The Five People You Meet in Heaven

Sorry I’ve been MIA for a few days! Busy working on volume 3 of our series. But I did promise you this review, so here are some brief comments. I’m hoping a few of you have read it too and will chime in…

The protagonist of Mitch Albom’s The Five People You Meet in Heaven is Eddie, the maintenance man at a boardwalk amusement park. On his 83th birthday, Eddie is killed in an accident trying to save a little girl from a runaway ride car. The next thing he knows, he is somewhere other than earth, meeting five people who had been connected to his life in some way.

My first impression was that this piece was contrived. Albom relies on stock characters: Eddie is a widower with a knee blown out in the war; his beautiful wife, the only person who ever understood him, died young; his abusive father couldn’t appreciate his sensitive nature; his mother loved him but couldn’t stand up to his father; etc. For the price of lackluster characterization, Albom buys immediate familiarity and compassion on the part of his readers, enabling him to jump right into the story.

Much of the dialogue is predictable. A few lines are just bad; take this one, for example: “‘Strangers,’ the Blue Man said, ‘are just family you have yet to come to know.” What?

This is the kind of story writing coaches are trying to prevent when they insist on “show, don’t tell.” It is overwhelmingly moralistic, even the dedication, which includes Albom’s pronouncement that “everyone has an idea of heaven, as do most religions, and they should all be respected.” In case you somehow missed the moral, Albom comes right out and states in the last sentence of the epilogue that “the secret of heaven” is that “each affects the other and the other affects the next, and the world is full of stories, but the stories are all one.”

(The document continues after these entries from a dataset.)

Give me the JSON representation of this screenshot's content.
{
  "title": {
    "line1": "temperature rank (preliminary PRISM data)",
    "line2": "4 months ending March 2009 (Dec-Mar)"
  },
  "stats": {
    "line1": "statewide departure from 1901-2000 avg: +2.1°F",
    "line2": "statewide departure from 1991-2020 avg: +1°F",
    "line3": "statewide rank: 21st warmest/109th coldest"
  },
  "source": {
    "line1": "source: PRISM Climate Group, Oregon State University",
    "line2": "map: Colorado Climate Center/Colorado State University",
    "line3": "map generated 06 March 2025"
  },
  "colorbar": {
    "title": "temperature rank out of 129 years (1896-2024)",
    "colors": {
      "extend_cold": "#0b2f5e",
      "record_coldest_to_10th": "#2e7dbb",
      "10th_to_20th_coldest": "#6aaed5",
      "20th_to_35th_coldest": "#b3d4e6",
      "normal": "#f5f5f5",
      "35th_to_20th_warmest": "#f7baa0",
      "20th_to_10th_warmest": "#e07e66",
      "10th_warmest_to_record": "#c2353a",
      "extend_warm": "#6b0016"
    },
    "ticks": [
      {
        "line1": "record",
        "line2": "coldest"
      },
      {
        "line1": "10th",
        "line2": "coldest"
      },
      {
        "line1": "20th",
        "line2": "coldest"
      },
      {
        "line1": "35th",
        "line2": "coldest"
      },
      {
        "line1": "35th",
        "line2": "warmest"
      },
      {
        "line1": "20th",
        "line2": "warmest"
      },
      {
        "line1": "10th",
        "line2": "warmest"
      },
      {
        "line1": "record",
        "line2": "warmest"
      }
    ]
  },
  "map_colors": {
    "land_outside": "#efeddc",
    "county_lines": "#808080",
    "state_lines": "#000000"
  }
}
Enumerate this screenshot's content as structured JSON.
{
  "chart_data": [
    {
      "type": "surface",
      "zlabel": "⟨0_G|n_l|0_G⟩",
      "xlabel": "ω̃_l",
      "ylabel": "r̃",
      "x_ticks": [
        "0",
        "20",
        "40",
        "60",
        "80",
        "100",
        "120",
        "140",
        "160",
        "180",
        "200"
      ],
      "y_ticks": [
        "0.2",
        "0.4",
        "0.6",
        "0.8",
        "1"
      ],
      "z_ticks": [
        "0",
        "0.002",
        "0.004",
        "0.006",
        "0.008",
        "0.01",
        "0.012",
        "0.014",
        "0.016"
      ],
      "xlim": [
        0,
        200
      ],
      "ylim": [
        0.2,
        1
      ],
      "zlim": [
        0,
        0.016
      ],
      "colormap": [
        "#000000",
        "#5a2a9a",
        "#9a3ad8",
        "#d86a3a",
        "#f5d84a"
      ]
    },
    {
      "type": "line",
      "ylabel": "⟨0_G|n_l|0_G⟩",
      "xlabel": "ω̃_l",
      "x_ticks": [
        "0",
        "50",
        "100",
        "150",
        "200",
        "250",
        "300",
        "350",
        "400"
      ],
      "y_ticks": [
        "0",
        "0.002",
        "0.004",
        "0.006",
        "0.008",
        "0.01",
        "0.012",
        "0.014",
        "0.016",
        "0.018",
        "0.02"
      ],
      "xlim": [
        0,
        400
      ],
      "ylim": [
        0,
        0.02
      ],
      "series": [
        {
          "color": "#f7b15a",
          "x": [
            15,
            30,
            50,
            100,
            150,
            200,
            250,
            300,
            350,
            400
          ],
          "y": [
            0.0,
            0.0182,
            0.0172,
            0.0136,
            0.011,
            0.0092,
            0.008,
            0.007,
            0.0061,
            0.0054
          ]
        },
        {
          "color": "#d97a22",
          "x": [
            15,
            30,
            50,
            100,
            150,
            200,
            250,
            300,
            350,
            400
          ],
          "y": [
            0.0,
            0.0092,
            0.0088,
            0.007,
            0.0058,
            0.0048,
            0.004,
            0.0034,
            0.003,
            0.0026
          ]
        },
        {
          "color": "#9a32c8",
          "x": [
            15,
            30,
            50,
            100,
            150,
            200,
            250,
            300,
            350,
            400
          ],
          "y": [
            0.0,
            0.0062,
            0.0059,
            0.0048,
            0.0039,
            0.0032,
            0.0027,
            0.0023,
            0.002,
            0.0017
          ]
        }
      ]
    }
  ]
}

A fine specimen of literature this is not. However, somewhere in the middle of reading, I realized I appreciated Albom’s purpose. Eddie is everyman; his life hasn’t gone exactly as he planned. “Something stepped in front of him, blocking his way, until in time he gave up on things, he gave up studying engineering and he gave up on the idea of traveling. He sat down in his life. And there he remained.” We know Eddie; we have compassion on him; we want his story to have a happy ending. At the end of his life, he wants to know that he contributed, that his life had purpose. It is one of the most universal of hopes.

Questions:
How does what Eddie learns about his purpose compare to biblical teaching about our identity and value?
What value does Albom’s moral have for everyday life?
How does this book compare with Albom’s first hit, Tuesdays with Morrie? (I haven’t read it.)